Dopo 86 giorni dall’inizio dello sversamento di petrolio, la compagnia petrolifera dichiarò di essere riuscita a tappare la perdita del greggio, pur non essendo ancora sicura di quanto tempo avrebbe potuto resistere quest’ultima soluzione.

Secondo le stime della British Petroleum stessa, dopo 3 mesi dal disastro erano già stati riversati in mare tra i 3 e i 5 milioni di barili di petrolio, ovvero tra i 506 e gli 868 milioni di litri.

https://www.ilfattoquotidiano.it/2011/04/20/disastro-bp-un-anno-dopo-spiagge-e-paludi-ancora-ricoperte-di-petrolio/105690/

https://www.repubblica.it/ambiente/2010/07/15/news/golfo_del_messico_perdita_fermata_la_prima_volta_da_aprile-5616936/?ref=HRER1-1

Persone fisiche responsabili di questo disastro non ce ne sono.
L’unica imputata per questa tragedia è la persona giuridica e poco tangibile “British Petroleum”, colpevole di undici capi di accusa. Colpevole di non aver rispettato le norme del “Clean Water Act”, di ostruzione al Congresso e responsabile della morte di 11 persone addette alla piattaforma.

Dovranno espiare le loro colpe con una pena pecuniaria. Finita quella, potranno continuare impuniti ad estrarre greggio dal nostro pianeta.



Guerra umanitaria: Libia

L’eco della “primavera araba” fu ascoltato anche dai giovani libici e nel febbraio 2011 scesero in piazza per protestare contro il regime.
Le manifestazioni presto diventarono rivolte e portarono gli insorti a conquistare le città più importanti della Libia.

La comunità internazionale accusò Gheddafi di usare troppa violenza contro il suo popolo e con una risoluzione dell’ONU si diede via alle operazioni militari guidate dalla NATO contro le forze fedeli di Gheddafi: Insieme abbiamo deciso di mettere in atto le richieste dell’ONU per porre fine alle violenze contro la popolazione civile in Libia. Siamo tutti d’accordo nell’ usare tutti i mezzi anche militari per mettere in atto le decisioni del consiglio di sicurezza ONU”. Dichiarò l’allora presidente francese Sarkozy durante il Summit a Parigi sulla Libia.
Dopo l’inizio di questo intervento 50.000 libici persero la vita.

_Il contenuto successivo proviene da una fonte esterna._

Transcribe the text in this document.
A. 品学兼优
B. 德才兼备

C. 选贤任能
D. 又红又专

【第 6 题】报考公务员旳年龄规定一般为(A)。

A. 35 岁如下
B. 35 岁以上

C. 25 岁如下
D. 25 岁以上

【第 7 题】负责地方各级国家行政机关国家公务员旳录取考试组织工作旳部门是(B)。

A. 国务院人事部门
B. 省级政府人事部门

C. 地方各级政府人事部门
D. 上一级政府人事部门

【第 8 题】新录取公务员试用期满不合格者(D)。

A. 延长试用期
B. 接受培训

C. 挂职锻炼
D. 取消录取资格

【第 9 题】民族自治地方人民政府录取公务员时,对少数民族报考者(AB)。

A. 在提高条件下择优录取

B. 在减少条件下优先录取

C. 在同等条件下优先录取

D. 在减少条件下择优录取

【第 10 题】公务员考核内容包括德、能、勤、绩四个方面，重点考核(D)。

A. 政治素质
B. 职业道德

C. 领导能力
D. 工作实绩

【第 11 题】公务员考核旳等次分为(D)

Nell’ottobre 2011 due cacciabombardieri francesi guidati da un aereo radar americano sganciarono due bombe a guida laser che colpirono Muammar Gheddafi. Subito dopo fu raggiunto dagli insorti e ucciso.

La morte del rais ha definito la nascita di due governi in continua lotta tra loro e lo stanziamento di numerose milizie islamiste e non, tra cui l’Isis.

Nel 2011 il numero di sbarchi sulle coste italiane fu di 16 volte più alto rispetto all’anno precedente.
Ora la Libia rappresenta uno dei punti di partenza più frequenti per i rifugiati.